Document Type

Theses, Ph.D


This item is available under a Creative Commons License for non-commercial use only

Publication Details

A thesis submitted in partial fulfilment of the Institute’s requirements for the degree of Doctor of Philosophy Dublin Institute of Technology and Warsaw University, November 2013.


The primary aim of this research was to optimise the design of magnetorheological elastomers (MREs), composite materials consisting of magnetic particles in an elastomer matrix. In doing so, the understanding of their dynamic behaviour when subjected to stress would be furthered. Plenty of uses have been suggested for these materials which adapt to their environments and can be tuned to suit operating conditions, but very few of these have actually been realised. Characterising their dynamic behaviour is crucial if they are to gain wider use in commercial applications. The first objective of the research was to investigate the factors affecting the magnetorheological (MR) performance of MREs and to optimise this performance. The objective was achieved by rheometric experiments to measure the increase in shear storage modulus of the materials.

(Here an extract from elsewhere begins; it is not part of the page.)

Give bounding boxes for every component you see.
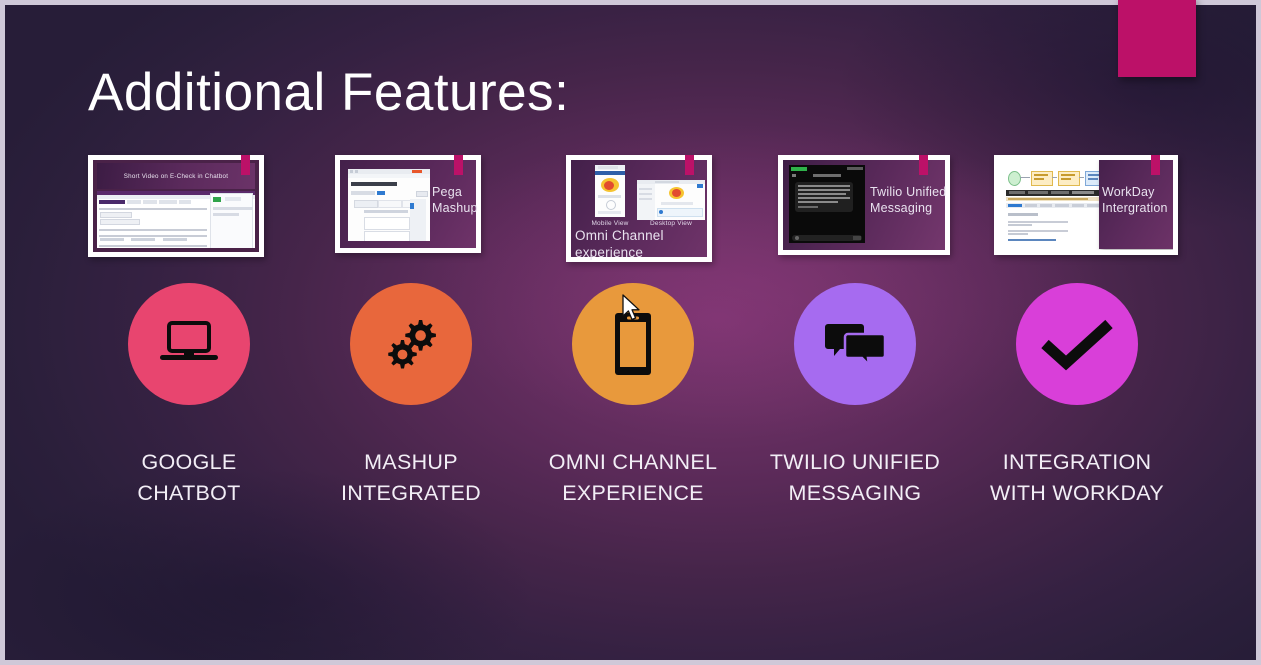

Secondary objectives were the analyses of mechanical properties such as strength, fatigue behaviour and expected lifetime. Following experimentation, it was concluded that the MR performance of an MRE, which is greatly affected by the microstructure of the composite, can be maximised by improving particle orientation during curing. This was achieved by optimising recipes and vulcanisation procedures to accommodate alignment of the magnetic particles. This work refutes the assertion that MREs must always possess very low moduli in order to produce significant improvements in physical properties, a constraint that would severely limit their potential applications. Uniaxial testing and crack propagation tests show the incorporation of magnetic particles into a rubber matrix itself is not a contributing factor to any reduction in tensile properties or resistance to crack growth, rather that the addition of magnetic particles replaces a portion of other fillers, such as carbon black in rubber vulcanisates.